There is an intrinsic connection between rotation and spin polarization since they are related to the conservation of total angular momentum and can be converted from one to another, as demonstrated in the Barnett effect and the Einstein-de Haas effect in materials. The same effects also exist in high energy heavy-ion collisions (HIC) in which the huge orbital angular momentum (OAM) along the direction normal to the reaction plane can be partially converted to the global spin polarization of hadrons. The global spin polarization of $\Lambda$ has been measured through their weak decays in Au+Au collisions.
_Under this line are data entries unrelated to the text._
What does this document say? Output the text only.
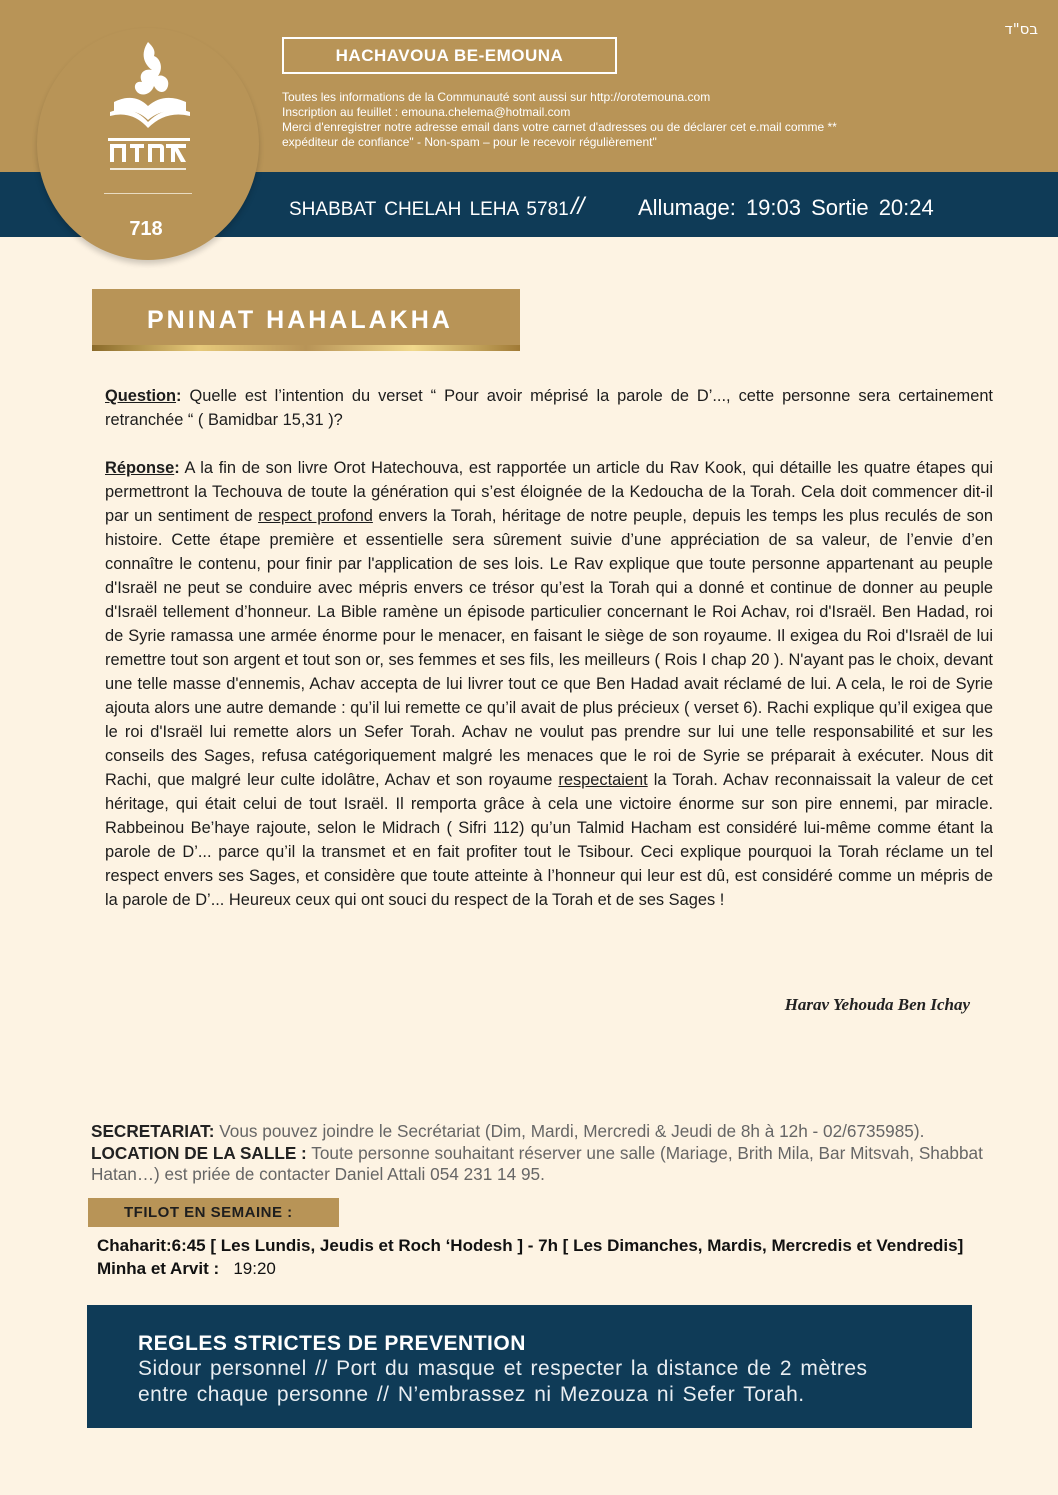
בס"ד
HACHAVOUA BE-EMOUNA
Toutes les informations de la Communauté sont aussi sur http://orotemouna.com
Inscription au feuillet : emouna.chelema@hotmail.com
Merci d'enregistrer notre adresse email dans votre carnet d'adresses ou de déclarer cet e.mail comme **
expéditeur de confiance" - Non-spam – pour le recevoir régulièrement"
SHABBAT CHELAH LEHA 5781 // Allumage: 19:03 Sortie 20:24
718
PNINAT HAHALAKHA

Question: Quelle est l’intention du verset “ Pour avoir méprisé la parole de D’..., cette personne sera certainement retranchée “ ( Bamidbar 15,31 )?

Réponse: A la fin de son livre Orot Hatechouva, est rapportée un article du Rav Kook, qui détaille les quatre étapes qui permettront la Techouva de toute la génération qui s’est éloignée de la Kedoucha de la Torah. Cela doit commencer dit-il par un sentiment de respect profond envers la Torah, héritage de notre peuple, depuis les temps les plus reculés de son histoire. Cette étape première et essentielle sera sûrement suivie d’une appréciation de sa valeur, de l’envie d’en connaître le contenu, pour finir par l'application de ses lois. Le Rav explique que toute personne appartenant au peuple d'Israël ne peut se conduire avec mépris envers ce trésor qu’est la Torah qui a donné et continue de donner au peuple d'Israël tellement d’honneur. La Bible ramène un épisode particulier concernant le Roi Achav, roi d'Israël. Ben Hadad, roi de Syrie ramassa une armée énorme pour le menacer, en faisant le siège de son royaume. Il exigea du Roi d'Israël de lui remettre tout son argent et tout son or, ses femmes et ses fils, les meilleurs ( Rois I chap 20 ). N'ayant pas le choix, devant une telle masse d'ennemis, Achav accepta de lui livrer tout ce que Ben Hadad avait réclamé de lui. A cela, le roi de Syrie ajouta alors une autre demande : qu’il lui remette ce qu’il avait de plus précieux ( verset 6). Rachi explique qu’il exigea que le roi d'Israël lui remette alors un Sefer Torah. Achav ne voulut pas prendre sur lui une telle responsabilité et sur les conseils des Sages, refusa catégoriquement malgré les menaces que le roi de Syrie se préparait à exécuter. Nous dit Rachi, que malgré leur culte idolâtre, Achav et son royaume respectaient la Torah. Achav reconnaissait la valeur de cet héritage, qui était celui de tout Israël. Il remporta grâce à cela une victoire énorme sur son pire ennemi, par miracle. Rabbeinou Be’haye rajoute, selon le Midrach ( Sifri 112) qu’un Talmid Hacham est considéré lui-même comme étant la parole de D’... parce qu’il la transmet et en fait profiter tout le Tsibour. Ceci explique pourquoi la Torah réclame un tel respect envers ses Sages, et considère que toute atteinte à l’honneur qui leur est dû, est considéré comme un mépris de la parole de D’... Heureux ceux qui ont souci du respect de la Torah et de ses Sages !

Harav Yehouda Ben Ichay
SECRETARIAT: Vous pouvez joindre le Secrétariat (Dim, Mardi, Mercredi & Jeudi de 8h à 12h - 02/6735985).
LOCATION DE LA SALLE : Toute personne souhaitant réserver une salle (Mariage, Brith Mila, Bar Mitsvah, Shabbat Hatan…) est priée de contacter Daniel Attali 054 231 14 95.
TFILOT EN SEMAINE :
Chaharit:6:45 [ Les Lundis, Jeudis et Roch ‘Hodesh ] - 7h [ Les Dimanches, Mardis, Mercredis et Vendredis]
Minha et Arvit : 19:20
REGLES STRICTES DE PREVENTION
Sidour personnel // Port du masque et respecter la distance de 2 mètres
entre chaque personne // N’embrassez ni Mezouza ni Sefer Torah.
As spin-one particles, vector mesons can also be polarized in heavy ion collisions in the same way as hyperons. But their spin polarization cannot be directly measured through their strong decays which respect parity symmetry. Instead, the 00-component of the spin density matrix (ρ00, the spin alignment) can be measured through the angular distribution of its decay daughters. The first measurement by STAR collaboration on non-vanishing ρ00 in heavy ion collisions is considered as another experimental milestone after the measurement of non-vanishing global Lambda polarization. The STAR's data on phi-mesons's ρ00 show a surprisingly large positive deviation from 1/3 which cannot be explained by other conventional mechanisms. We proposed that this puzzle can be resolved by including the fluctuation of strong interaction fields which can be directly detected by ρ00. We believe this is the first time that fluctuations of strong interaction fields are shown to be accessible by an experimental measurement.
Prof. Wang obtained his Bachelor of Science in physics at Shandong University in 1988, and Ph.D in particle and nuclear physics at Shandong University in 1997. From July 1997 to January 2000, he was an associate professor at the Department of Physics, Shandong University. From February 2000 to May 2003, he was a Humboldt Fellow in the Institute for Theoretical Physics, University of Frankfurt, Germany. From June 2003 and June 2005, he was a visiting professor in the GSI Virtual Institute, a joint research program between the Institute of Theoretical Physics of University of Frankfurt and the German National Laboratory for Heavy Ion Research. He was a senior research fellow (visiting professor) at Brookhaven National Lab in 2014. Prof. Wang was awarded the Distinguished Young Scholars in 2012 by National Science Foundation of China (NSFC). Since June 2005, Prof. Wang has been a professor at the Department of Modern Physics, University of Science and Technology of China (USTC).
Prof. Wang's research field is theoretical high energy nuclear physics. His research interest is in application of quantum chromodynamics (QCD) in dense and hot matter, quantum field theory at finite temperature and density, phenomenology of heavy ion collision, non-equilibrium dynamics in strong interaction matter. He is also interested in the theory of low energy nuclear reaction.